Des champions sont nécessaires

Le patchwork actuel de réglementations régionales, de résolutions internationales non contraignantes et d’auto-réglementations laxistes de l’industrie est largement insuffisant pour gouverner une technologie ayant des implications mondiales aussi profondes. L’intérêt personnel des États continue de prévaloir sur les besoins collectifs de l’humanité et les droits universels, tandis que les entreprises qui possèdent les systèmes d’IA accumulent un pouvoir immense, largement non contrôlé.

Le chemin à suivre nécessite une reconnaissance que la gouvernance de l’IA n’est pas seulement une question technique ou économique — il s’agit de distribution de pouvoir et de responsabilité. Tout cadre réglementaire qui ne parvient pas à confronter la concentration des capacités d’IA entre les mains de quelques géants de la technologie sera inévitablement insuffisant. Les approches qui excluent les voix de la société civile ou qui privilégient l’avantage compétitif national au détriment des protections des droits de l’homme prouveront leur inadéquation face au défi.

La communauté internationale doit urgemment renforcer les mécanismes de gouvernance de l’IA, en commençant par des accords contraignants sur les systèmes d’armes autonomes létales qui ont stagné dans les discussions de l’ONU depuis plus d’une décennie. L’UE doit combler les lacunes de son Acte sur l’IA, notamment en ce qui concerne les applications militaires et les technologies de surveillance. Les gouvernements du monde entier doivent établir des mécanismes de coordination qui peuvent efficacement contrer le contrôle des géants de la technologie sur le développement et le déploiement de l’IA.

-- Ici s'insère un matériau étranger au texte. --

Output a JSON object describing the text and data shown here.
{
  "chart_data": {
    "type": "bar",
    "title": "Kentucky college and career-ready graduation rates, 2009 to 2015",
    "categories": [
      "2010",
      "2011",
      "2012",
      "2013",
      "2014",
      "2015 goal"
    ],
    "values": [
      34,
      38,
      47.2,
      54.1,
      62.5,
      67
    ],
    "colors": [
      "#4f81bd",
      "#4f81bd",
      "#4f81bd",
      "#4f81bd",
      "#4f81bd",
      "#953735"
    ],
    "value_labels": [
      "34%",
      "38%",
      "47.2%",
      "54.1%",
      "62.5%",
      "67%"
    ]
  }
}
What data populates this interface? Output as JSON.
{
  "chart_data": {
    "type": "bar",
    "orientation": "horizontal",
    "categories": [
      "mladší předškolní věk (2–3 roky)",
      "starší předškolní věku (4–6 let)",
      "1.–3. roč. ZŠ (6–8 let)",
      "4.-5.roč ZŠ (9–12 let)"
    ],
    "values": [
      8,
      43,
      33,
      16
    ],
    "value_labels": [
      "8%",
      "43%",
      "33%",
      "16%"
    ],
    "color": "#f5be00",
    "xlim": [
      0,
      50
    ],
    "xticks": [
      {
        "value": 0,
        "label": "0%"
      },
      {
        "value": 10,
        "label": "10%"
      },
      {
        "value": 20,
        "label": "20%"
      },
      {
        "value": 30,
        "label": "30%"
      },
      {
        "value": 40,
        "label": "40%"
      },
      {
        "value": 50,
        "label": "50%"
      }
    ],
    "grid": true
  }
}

La société civile ne doit pas se battre seule dans cette lutte. Tout espoir de changement vers une gouvernance de l’IA centrée sur les droits de l’homme dépend de l’émergence de champions au sein du système international pour donner la priorité aux droits de l’homme plutôt qu’aux intérêts nationaux étroitement définis et aux profits des entreprises. Avec le développement de l’IA s’accélérant rapidement, il n’y a pas de temps à perdre.